元来、ワシは上には媚びへつらうタイプ。慌てて訂正し、五体投地をし、卑屈な顔も忘れない。
これで全て乗りきってきた。
「素直じゃねぇか。だったら、こいつらにもちゃんと謝罪出来るよな? それと通訳、ワシのは訳さんでええど」
「と、仰りますか。とほほほっ」
その相手とは、有効活用してやったグリフィンと、生意気にも逆らってきたユニコーンだ。
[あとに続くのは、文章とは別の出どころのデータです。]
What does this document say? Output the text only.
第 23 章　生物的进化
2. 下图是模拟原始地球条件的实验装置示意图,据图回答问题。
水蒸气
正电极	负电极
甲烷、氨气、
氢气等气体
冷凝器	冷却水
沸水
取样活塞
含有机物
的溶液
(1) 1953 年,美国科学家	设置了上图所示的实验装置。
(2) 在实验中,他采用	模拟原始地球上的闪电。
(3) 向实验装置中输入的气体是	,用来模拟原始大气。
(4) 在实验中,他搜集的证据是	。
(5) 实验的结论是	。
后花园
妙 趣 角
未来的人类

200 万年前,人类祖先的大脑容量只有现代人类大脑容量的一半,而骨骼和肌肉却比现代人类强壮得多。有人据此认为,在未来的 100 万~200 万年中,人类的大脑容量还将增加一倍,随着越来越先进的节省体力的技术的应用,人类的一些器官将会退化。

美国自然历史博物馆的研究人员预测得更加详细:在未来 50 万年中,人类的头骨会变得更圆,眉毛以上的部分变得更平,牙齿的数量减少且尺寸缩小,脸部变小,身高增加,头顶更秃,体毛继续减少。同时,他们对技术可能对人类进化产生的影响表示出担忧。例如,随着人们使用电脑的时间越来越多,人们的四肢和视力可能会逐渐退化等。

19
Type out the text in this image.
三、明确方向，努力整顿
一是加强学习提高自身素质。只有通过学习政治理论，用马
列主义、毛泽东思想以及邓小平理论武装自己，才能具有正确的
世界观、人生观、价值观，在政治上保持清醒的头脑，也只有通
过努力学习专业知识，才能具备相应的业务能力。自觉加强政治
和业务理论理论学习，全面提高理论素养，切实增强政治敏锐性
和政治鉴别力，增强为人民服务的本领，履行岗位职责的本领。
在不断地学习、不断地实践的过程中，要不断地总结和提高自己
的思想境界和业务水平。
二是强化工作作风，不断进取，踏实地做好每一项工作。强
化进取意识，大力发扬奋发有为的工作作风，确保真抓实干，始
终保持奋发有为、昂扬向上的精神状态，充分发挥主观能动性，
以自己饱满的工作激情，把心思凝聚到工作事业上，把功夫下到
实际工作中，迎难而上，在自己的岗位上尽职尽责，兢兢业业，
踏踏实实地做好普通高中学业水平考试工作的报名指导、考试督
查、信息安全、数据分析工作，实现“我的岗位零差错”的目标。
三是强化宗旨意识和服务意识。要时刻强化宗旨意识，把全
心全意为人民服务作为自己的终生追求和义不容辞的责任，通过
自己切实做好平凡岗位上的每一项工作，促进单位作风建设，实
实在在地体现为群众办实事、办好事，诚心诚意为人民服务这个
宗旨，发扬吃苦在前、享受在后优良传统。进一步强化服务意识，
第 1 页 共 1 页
2体は感謝もせずにワシを睨みつけ、無言の圧力をかけてくる。
「うぐぐぐぐうぅぅうう、クソ従魔どもめ」
だけどワシが謝罪する必要性がない。なぜなら2体は格下だからだ。
しかしマンティコラは怖い。黙って帰りそうにないな。
だが所詮は獣、ワシの演技で煙にまいてやるわい。
「ぐごごごおぉぉ、この度はー、俺に非はないのだが、その可能性もあるかもで、ぐぐぐっ。謝罪しろと言うのなら、その気がないこともないとだけ言っておこう。ふぅ、ふぅ、はあーーー。どうだ、これで気が済んだだろ」
会心の謝罪だな。これで解決、ガハハハハ。
『おい、それのどこが反省しているんだよ、ふざけんな』
『マンティコラさん、俺らこんなヤツ許せませんよ』
「ゴラッ、トランプ。ようもワシの顔を潰してくれたのぅ。死ぬ覚悟できとんじゃのう?」
「ヒィィイイィィイ! ちゃんと謝ったじゃないか、何が不満なのだあああ」
頭がおかしい連中だ。いや、この高貴なワシと、同等なレベルを期待したのが間違いなのか?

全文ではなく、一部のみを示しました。